Just call me the COOLA DOULA!!!!

Saturday, November 7, 2009

D-N-A = L-O-V-E?




I have a journal. Not any kind of journal. It's a journal for Autumn and her dad and sadly it's only 5 pages long. It's a journal documenting every time he has had contact with us or visited Autumn. This week I had to put in an entry, first time in 2 years.

Autumn has been communicating with her 18 year old brother, who she has never met, for the past 2 months in letters. Her last letter she wrote, "Do you know where are dad is? Do you see him?" I knew this would mean a phone call would be coming my way.

Kevin called me. I took a deep breath and told him I was willing to work with him so he can see Autumn. He has not seen her in 2 years. This has been my decision. In 10 years he has only seen her 3 times and has only paid $100.00 in child support. With all of Autumn problems I decided that enough is enough, he can not walk in and out of her life anymore so two years when he wanted to see her after not seeing her for a year I said "No". I told him, "If you would like to see your daughter, and you are serious then take me to court". Well . . . he never did.

Today Autumn is much healthier, stronger, and more mature then she has ever been. This is why I decided that Kevin can see her again. And of course he is singing the same song as he always has . . . things will be different, he's sticking around, he's not going to walk out of her life anymore.

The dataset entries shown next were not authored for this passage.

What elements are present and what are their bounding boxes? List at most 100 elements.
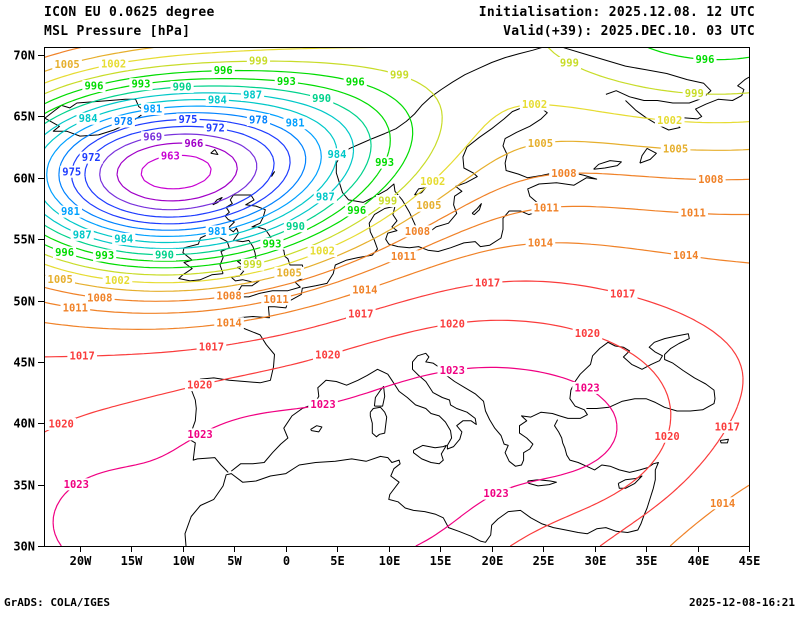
valid-time-label: Valid(+39): 2025.DEC.10. 03 UTC: [503, 24, 755, 39]
contour-label: 1008: [698, 174, 723, 186]
contour-label-mask: [652, 430, 682, 443]
contour-label: 1005: [663, 144, 688, 156]
contour-label: 1002: [310, 246, 335, 258]
contour-label: 999: [243, 259, 262, 271]
coastline: [369, 406, 388, 438]
contour-label: 966: [184, 138, 203, 150]
contour-label-mask: [240, 258, 265, 271]
contour-label: 1005: [48, 274, 73, 286]
lon-tick-label: 35E: [636, 554, 658, 568]
contour-label: 981: [61, 206, 80, 218]
contour-label-mask: [472, 277, 503, 290]
coastline: [719, 438, 729, 444]
contour-label-mask: [141, 131, 165, 144]
lon-tick-label: 5W: [227, 554, 242, 568]
lon-tick-label: 0: [283, 554, 290, 568]
contour-label: 990: [173, 81, 192, 93]
contour-label: 1020: [315, 350, 340, 362]
lat-tick-label: 40N: [13, 417, 35, 431]
contour-label: 1020: [575, 328, 600, 340]
contour-label-mask: [176, 113, 200, 126]
contour-label: 1023: [187, 429, 212, 441]
contour-label: 1005: [528, 138, 553, 150]
contour-label-mask: [184, 379, 215, 392]
coastline: [184, 419, 659, 546]
contour-label: 1002: [657, 115, 682, 127]
contour-label: 990: [155, 249, 174, 261]
grads-credit: GrADS: COLA/IGES: [4, 596, 110, 609]
lon-tick-label: 45E: [739, 554, 761, 568]
contour-label: 993: [262, 238, 281, 250]
coastline: [310, 425, 323, 433]
contour-label-mask: [260, 237, 284, 250]
lat-tick-label: 35N: [13, 479, 35, 493]
contour-label-mask: [525, 237, 556, 250]
contour-label: 993: [277, 76, 296, 88]
contour-label: 996: [214, 65, 233, 77]
contour-label-mask: [519, 98, 550, 111]
lat-tick-label: 65N: [13, 110, 35, 124]
contour-label: 1011: [263, 294, 288, 306]
contour-label: 1011: [681, 208, 706, 220]
contour-label-mask: [525, 137, 556, 150]
lat-tick-label: 50N: [13, 295, 35, 309]
contour-label: 984: [114, 233, 133, 245]
contour-label-mask: [158, 149, 182, 162]
coastline: [563, 47, 712, 104]
contour-label-mask: [261, 293, 291, 306]
contour-label: 987: [243, 90, 262, 102]
contour-label-mask: [693, 53, 717, 66]
contour-label: 996: [695, 54, 714, 66]
isobar-1008: [44, 47, 749, 302]
contour-label: 1002: [105, 275, 130, 287]
contour-label: 978: [249, 115, 268, 127]
lat-tick-label: 30N: [13, 540, 35, 554]
lon-tick-label: 5E: [330, 554, 344, 568]
contour-label-mask: [307, 245, 338, 258]
lon-tick-label: 20W: [70, 554, 92, 568]
lon-tick-label: 10E: [379, 554, 401, 568]
field-title: MSL Pressure [hPa]: [44, 24, 191, 39]
contour-label: 990: [286, 221, 305, 233]
contour-label-mask: [572, 381, 602, 394]
contour-label-mask: [67, 350, 97, 363]
contour-label-mask: [654, 114, 685, 127]
contour-label-mask: [240, 89, 265, 102]
axes-layer: 20W 15W 10W 5W 0 5E 10E 15E 20E 25E 30E 35E 40E 45E 30…: [13, 47, 761, 568]
contour-label: 1017: [348, 308, 373, 320]
contour-label-mask: [70, 228, 94, 241]
render-timestamp: 2025-12-08-16:21: [689, 596, 795, 609]
contour-label: 975: [62, 166, 81, 178]
contour-label: 996: [55, 247, 74, 259]
coastline: [527, 479, 557, 487]
contour-label-mask: [85, 291, 115, 304]
contour-label: 978: [114, 116, 133, 128]
contour-label: 1020: [440, 318, 465, 330]
contour-label-mask: [376, 195, 400, 208]
contour-label-mask: [214, 317, 244, 330]
lon-tick-label: 20E: [482, 554, 504, 568]
isobar-1017: [44, 280, 744, 546]
contour-label: 996: [84, 81, 103, 93]
contour-label: 969: [143, 132, 162, 144]
contour-label-mask: [274, 266, 304, 279]
contour-label-mask: [60, 301, 91, 314]
contour-label-mask: [671, 249, 701, 262]
contour-label-mask: [79, 151, 103, 164]
contour-label: 1017: [610, 288, 635, 300]
contour-label-mask: [531, 201, 562, 214]
coastline: [471, 203, 482, 216]
contour-label-mask: [308, 398, 338, 411]
contour-label-mask: [283, 117, 307, 130]
coastline: [639, 147, 657, 164]
contour-label-mask: [707, 497, 738, 510]
contour-label-mask: [211, 64, 235, 77]
contour-label-mask: [402, 225, 433, 238]
contour-label-mask: [660, 143, 691, 156]
coastline: [373, 386, 386, 407]
coastline: [212, 197, 223, 206]
contour-label-mask: [93, 249, 117, 262]
contour-label: 1008: [216, 291, 241, 303]
contour-label-mask: [205, 225, 229, 238]
model-title: ICON EU 0.0625 degree: [44, 5, 215, 20]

Two weeks ago I agreed to meet with Kevin alone, without Autumn. I told him I wanted to get him up to date on Autumn. Up until this point he has been so sporadic in his visitation that he did did not know of any diagnosis' or treatments. We met at Monmouth Mall in the food court. We talked. I gave him print outs of all Autumn's diagnosis' including PDD-NOS, ADHD, and ODD. His response . . . "There's nothing wrong with my baby". I responded by telling him he is going to have a very hard time with her if he doesn't accept that there is something wrong with her. He also asked, "What would happen if she didn't take all her medication?" I told him, "You don't want to find out!"

On Sunday Kevin, Autumn, and I went bowling. Autumn loves bowling so I thought this would be a good start. Kevin began the visit by trying to hug Autumn, which she did not like. We bowled our 1st game and throughout the entire game Kevin tried to touch and hug, and squeeze her shoulders. She was very uncomfortable. His mother called him on his cell phone. He answered and then gave the phone to Autumn to say hello to her grandmother. Of course Autumn did not speak, after several minutes of awkward silence I finally said, "Kevin, she is not going to say hello!".

Autumn was done after one game. She said she wanted to go home. Kevin offered to take us out to eat, to Applebee's, Autumn's favorite resturant. Autumn said, "NO". She was done. We walked out and Kevin tried to hug her, she pulled away. He said, "I love you" and then told Autumn to "Tell me you love me". I laughed under my breath. She of course refused.

When we got home she melted down. She burried her head in the couch. After about an hour she was back to herself. The next day at about 9:30am I recieved a call from her teacher, Autumn was having a hard time at school. She was under her desk, laying on the floor. The child was in pain. I told her teacher that she saw Kevin and right away her teacher put two and two together. I agreed to pick her up. I usually don't pick Autumn up for this type of behavior but this day was different. She was in pain, her heart was broken, again, by her father.

We went out to lunch and Autumn said, "No more mom. I don't want to see him anymore". This girl knows what she wants, or rather, doesn't want. I respect her for that. She has gone through more in 10 years then a lot of people.

Monday night I told Kevin what happened. He told me, "All I know is she is my baby and I love her and I'm willing to take as long as takes for this to happen". I haven't heard from him since.

DNA does not equal LOVE. I know that, Autumn knows that, and I wish for Autumn's sake Kevin would get that.